I feel like most of my posts on mathoverflow and cstheory.stackexchange consist of this answer, but the most perspicuous (in my opinion) proof of inconsistency of U and $*:*$ is a construction by Alexandre Miquel, given in his [phd dissertation](https://www.fing.edu.uy/~amiquel/publis/these.pdf). Tragically, it is in French, so I'll summarize the idea below, and maybe you'll be able to fill in the remainder using his other paper [*lamda-Z: Zermelo's Set Theory as a PTS with 4 Sorts.*](https://www.fing.edu.uy/~amiquel/publis/types04.pdf).

The idea is to build a model of *naive* set theory in $*:*$. The naive theory allows for unrestricted comprehension, and in particular the paradox falls out quite easily. The proof term of $\bot$ itself is longer than in Hurkens' presentation, but I think it's safe to say that the process is at least more perspicuous.

The crucial idea is to model a set as a **directed pointed graph**. The point represents the set, the graph contains all the members of the set, and the membership relation is represented by the edges. We rely on the impredicative encoding of $\Sigma$ types in the impredicative theories.

A set $S$ is thus an element of

$$\mathrm{Set}=\Sigma (A:*)(x :A)(R:A\rightarrow A\rightarrow *) $$

where the *carrier* is $A$, the base is $x$ and the edge relation is $R$. What's a bit counter-intuitive is that sets are not necessarily well-founded. To get sane notions of equality and membership, we need to define equality as **bisimilarity** $\simeq$ of pointed graphs.
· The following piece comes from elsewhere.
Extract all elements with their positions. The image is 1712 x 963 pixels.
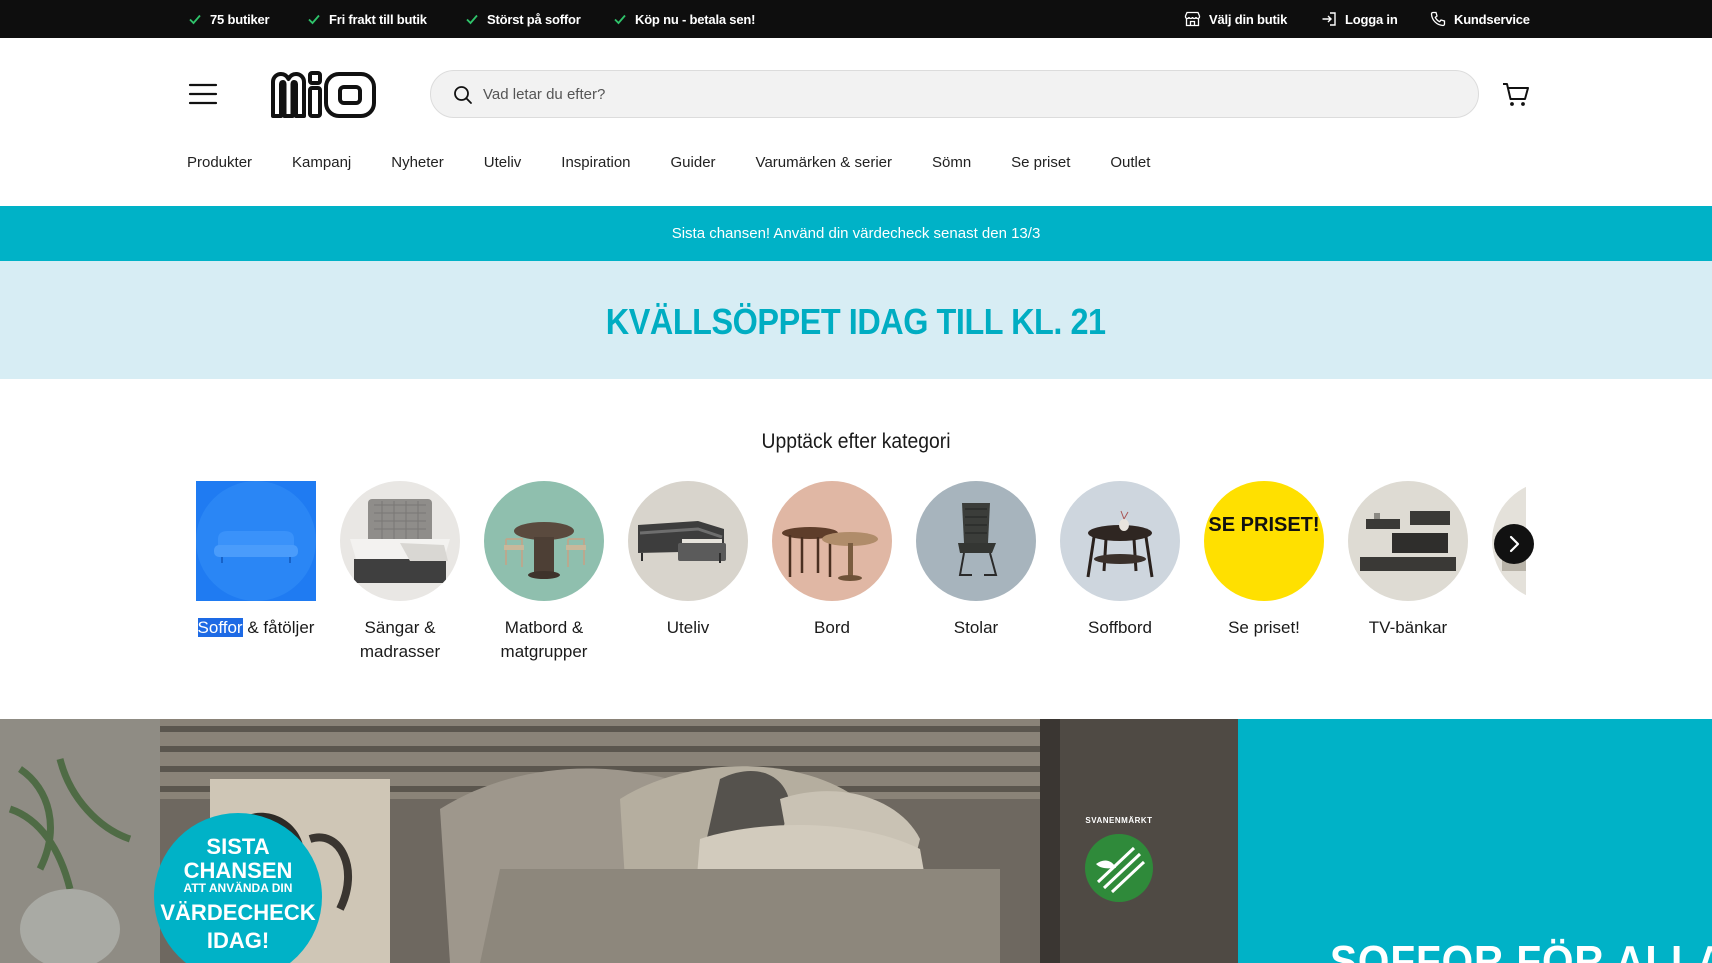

Then it's pretty easy to define membership: $S\in T$ if

- $T = (A, x, R)$
- There is some $y$ with $R\ y\ x$ ($y$ is an element of $x$)
- $S\simeq (A, y, R)$ ($S$ is the "same set" as $y$)

Then we can show:

> For each predicate $P:\mathrm{Set}\rightarrow *$ **that respects bisimilarity** there is a set
$$ \{\ x\ |\ P(x)\ \}$$

It's then easy to show that $P(x)=x\notin x$ respects bisimilarity.